For this example, we are checking if Google Analytics 4 is working on the site properly. Click on Preview in the top right corner, then enter or paste the URL of the page where you want to test your changes, and click Connect. Once you see that the tag assistant has connected, and you are now on the page that you entered, go back to the tag assistant tab, and click Container Loaded on the left side. You should see in the Tags Fired section that the GA4 tag you created has successfully fired.

You can also check if the tags you set up on Google Tag Manager are working on GA4. Go to your Google Analytics property, then Admin, and scroll down until you see Debug View. Here, you will see your events. If you do not see any events right away, give it a minute; sometimes, newer analytics properties take a bit more time for the debug view to begin working.

There is also a preview mode that opens on Google Tag Manager. On the left side, you will see a stream of Google Tag Manager events. These are not Google Analytics events; they are all related only to Google Tag Manager. All interactions while testing should appear in this left sidebar. You can click on these items to see more information about the tags. These tag details can help you troubleshoot any issues if the tag is not firing. If the tag is successfully firing, you will see green check marks under “Firing Triggers.”

Publishing your Tags

Now that your first tag is created, you must publish the tag. To publish your tags, there is a Submit button in the top right corner of Google Tag Manager. After clicking submit, it is good practice to write a version name and a version description. For this example, it can be something like “GA4 Setup.” If you do not provide these details for your tags, a year from now, it will be difficult for you to find what changes were made when looking at your workspace versions.

Once you’ve written a name and description, click publish, and the container is now updated to version 2. You can always find a history of your versions and changes under the Versions tab in the top menu.
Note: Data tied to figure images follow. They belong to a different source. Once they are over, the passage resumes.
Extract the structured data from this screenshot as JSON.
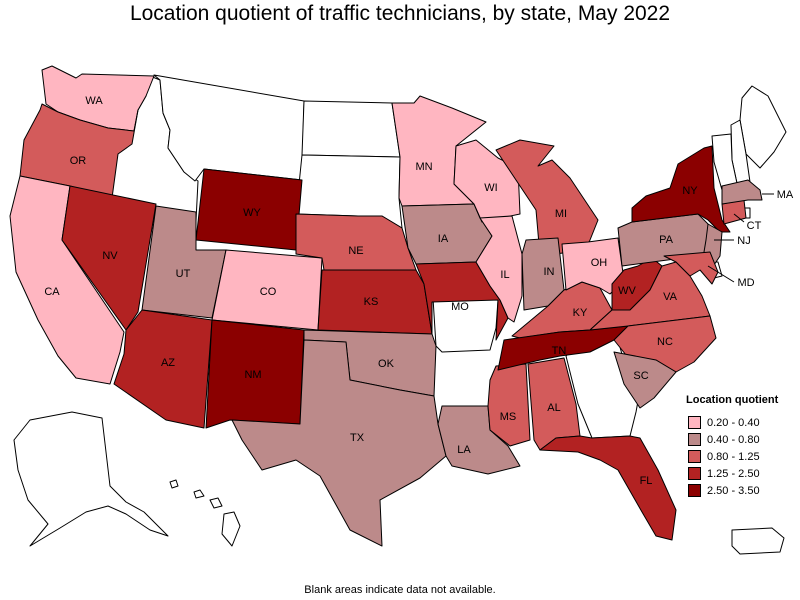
{
  "title": "Location quotient of traffic technicians, by state, May 2022",
  "footnote": "Blank areas indicate data not available.",
  "legend": {
    "title": "Location quotient",
    "items": [
      {
        "label": "0.20 - 0.40",
        "color": "#ffb6c1"
      },
      {
        "label": "0.40 - 0.80",
        "color": "#bc8a8a"
      },
      {
        "label": "0.80 - 1.25",
        "color": "#d35b5b"
      },
      {
        "label": "1.25 - 2.50",
        "color": "#b22222"
      },
      {
        "label": "2.50 - 3.50",
        "color": "#8b0000"
      }
    ]
  },
  "states": [
    {
      "abbr": "WA",
      "class": 0
    },
    {
      "abbr": "OR",
      "class": 2
    },
    {
      "abbr": "CA",
      "class": 0
    },
    {
      "abbr": "NV",
      "class": 3
    },
    {
      "abbr": "UT",
      "class": 1
    },
    {
      "abbr": "AZ",
      "class": 3
    },
    {
      "abbr": "WY",
      "class": 4
    },
    {
      "abbr": "CO",
      "class": 0
    },
    {
      "abbr": "NM",
      "class": 4
    },
    {
      "abbr": "NE",
      "class": 2
    },
    {
      "abbr": "KS",
      "class": 3
    },
    {
      "abbr": "OK",
      "class": 1
    },
    {
      "abbr": "TX",
      "class": 1
    },
    {
      "abbr": "MN",
      "class": 0
    },
    {
      "abbr": "IA",
      "class": 1
    },
    {
      "abbr": "MO",
      "class": 3
    },
    {
      "abbr": "LA",
      "class": 1
    },
    {
      "abbr": "WI",
      "class": 0
    },
    {
      "abbr": "IL",
      "class": 0
    },
    {
      "abbr": "MS",
      "class": 2
    },
    {
      "abbr": "MI",
      "class": 2
    },
    {
      "abbr": "IN",
      "class": 1
    },
    {
      "abbr": "KY",
      "class": 2
    },
    {
      "abbr": "TN",
      "class": 4
    },
    {
      "abbr": "AL",
      "class": 2
    },
    {
      "abbr": "OH",
      "class": 0
    },
    {
      "abbr": "WV",
      "class": 3
    },
    {
      "abbr": "VA",
      "class": 2
    },
    {
      "abbr": "NC",
      "class": 2
    },
    {
      "abbr": "SC",
      "class": 1
    },
    {
      "abbr": "FL",
      "class": 3
    },
    {
      "abbr": "PA",
      "class": 1
    },
    {
      "abbr": "NY",
      "class": 4
    },
    {
      "abbr": "NJ",
      "class": 1
    },
    {
      "abbr": "MD",
      "class": 2
    },
    {
      "abbr": "CT",
      "class": 2
    },
    {
      "abbr": "MA",
      "class": 1
    }
  ],
  "no_data_states": [
    "ID",
    "MT",
    "ND",
    "SD",
    "AR",
    "GA",
    "ME",
    "NH",
    "VT",
    "AK",
    "HI",
    "DE",
    "RI",
    "DC",
    "PR"
  ]
}
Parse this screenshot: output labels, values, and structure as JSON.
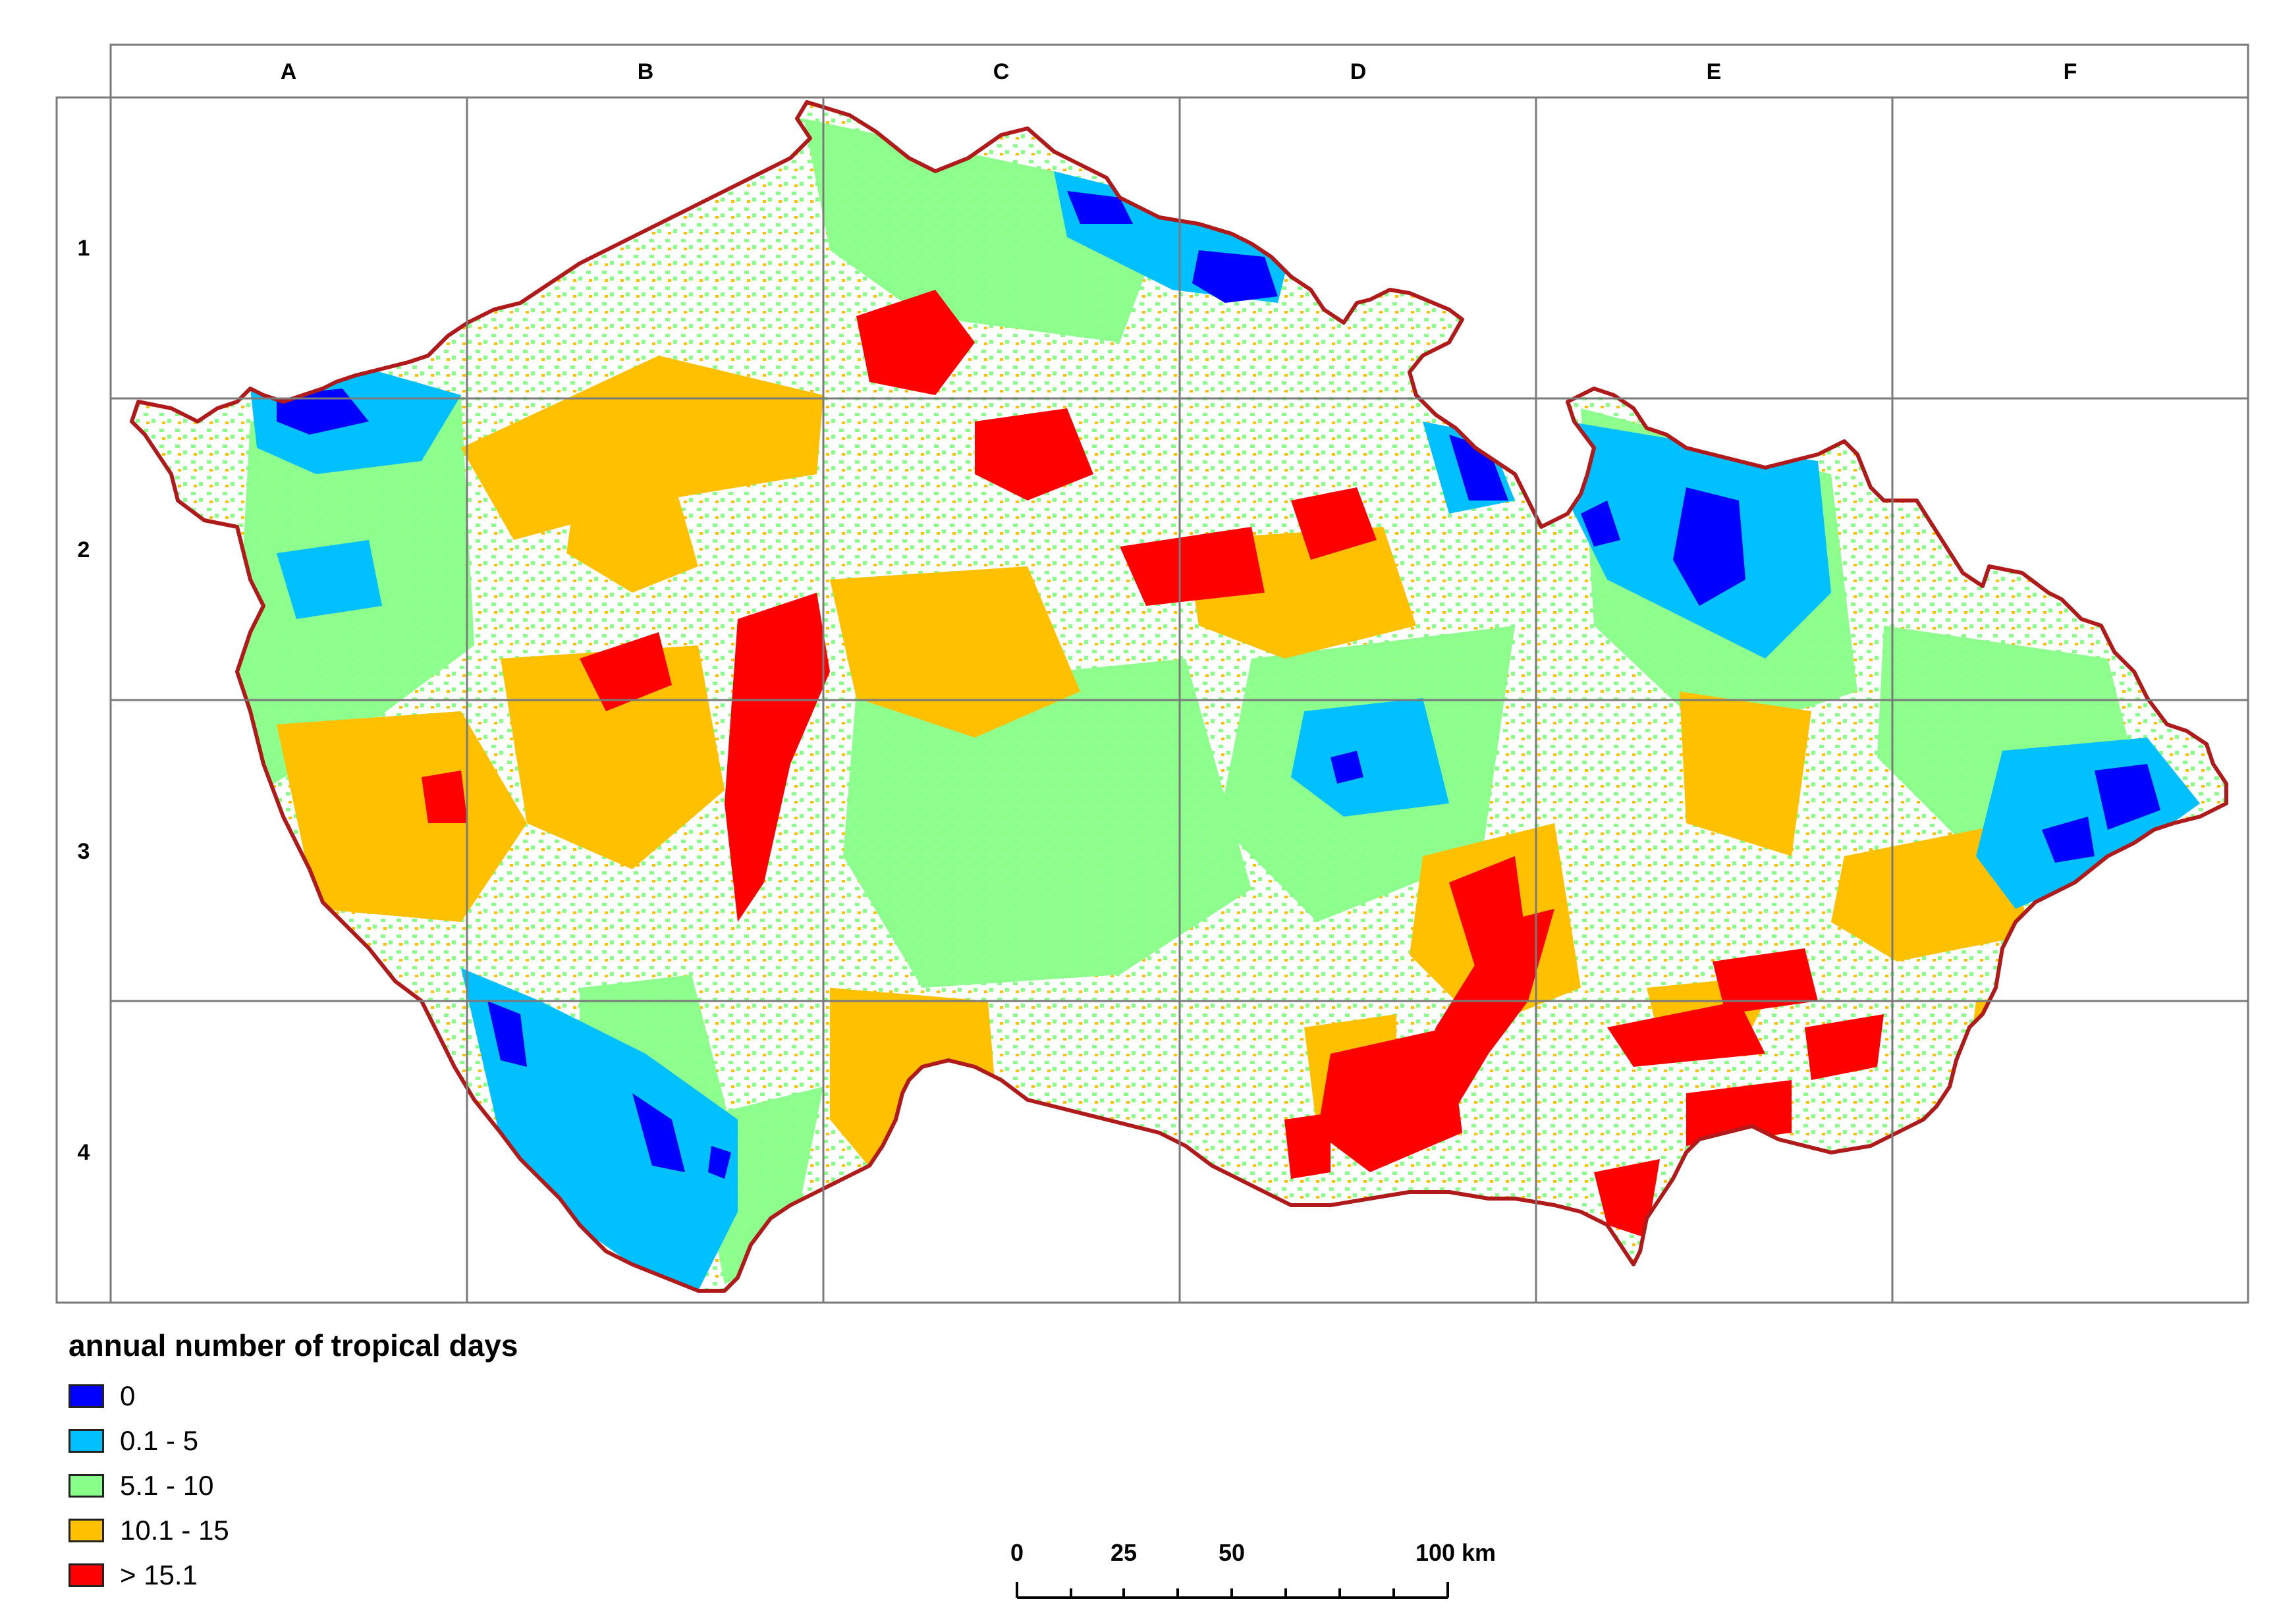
{
  "map": {
    "columns": [
      "A",
      "B",
      "C",
      "D",
      "E",
      "F"
    ],
    "rows": [
      "1",
      "2",
      "3",
      "4"
    ],
    "colors": {
      "border": "#b01a1a",
      "grid": "#7a7a7a",
      "zero": "#0000ff",
      "low": "#00c0ff",
      "mid": "#88ff88",
      "high": "#ffc000",
      "very_high": "#ff0000"
    }
  },
  "legend": {
    "title": "annual number of tropical days",
    "items": [
      {
        "label": "0",
        "color": "#0000ff"
      },
      {
        "label": "0.1 - 5",
        "color": "#00c0ff"
      },
      {
        "label": "5.1 - 10",
        "color": "#88ff88"
      },
      {
        "label": "10.1 - 15",
        "color": "#ffc000"
      },
      {
        "label": "> 15.1",
        "color": "#ff0000"
      }
    ]
  },
  "scale_bar": {
    "labels": [
      "0",
      "25",
      "50",
      "100 km"
    ]
  }
}
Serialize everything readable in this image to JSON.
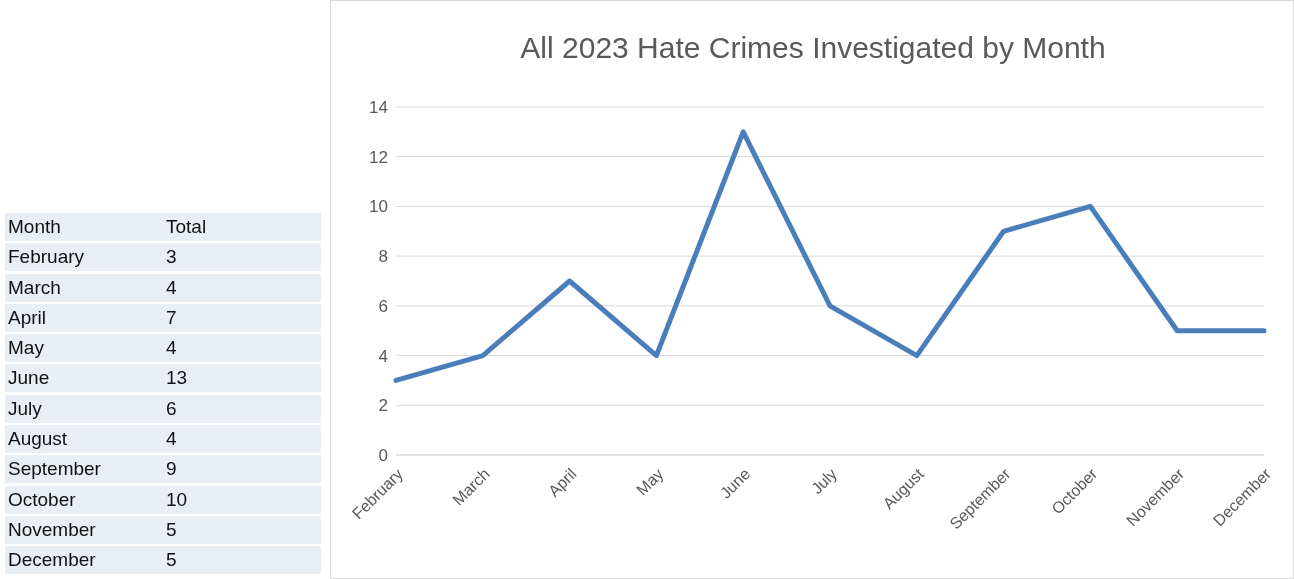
{
  "chart_data": [
    {
      "type": "other",
      "xlabel": "Month",
      "ylabel": "Total",
      "categories": [
        "February",
        "March",
        "April",
        "May",
        "June",
        "July",
        "August",
        "September",
        "October",
        "November",
        "December"
      ],
      "values": [
        3,
        4,
        7,
        4,
        13,
        6,
        4,
        9,
        10,
        5,
        5
      ],
      "data_labels": true
    },
    {
      "type": "line",
      "title": "All 2023 Hate Crimes Investigated by Month",
      "categories": [
        "February",
        "March",
        "April",
        "May",
        "June",
        "July",
        "August",
        "September",
        "October",
        "November",
        "December"
      ],
      "values": [
        3,
        4,
        7,
        4,
        13,
        6,
        4,
        9,
        10,
        5,
        5
      ],
      "color": "#4a7ebb",
      "ylim": [
        0,
        14
      ],
      "yticks": [
        0,
        2,
        4,
        6,
        8,
        10,
        12,
        14
      ],
      "grid": "y",
      "marker": "none",
      "line_style": "solid"
    }
  ]
}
If, for some reason, you made a mistake or an error, you can always roll back to previous versions in the container. You can do this by clicking on the three dots on the previous version, then click Publish, and click Publish a second time.

What can I use Google Tag Manager for?

There are so many things you can track in more detail using Google Tag Manager. One of my favorite things to track is clicks on specific buttons on a website. Google Tag Manager can also track much more, like form submissions, video interactions, file downloads, outbound and internal link clicks, custom JavaScript events, scroll tracking, and social media interactions.


This general process should be repeated every time you use Google Tag Manager. First, you create tags, triggers, and variables for the data you want to track. Then, you use preview mode and debug view to make sure the triggers and tags are working properly. Once everything is working properly, you submit your new version to the container after all of your data will begin collecting and eventually appear within your Google Analytics account.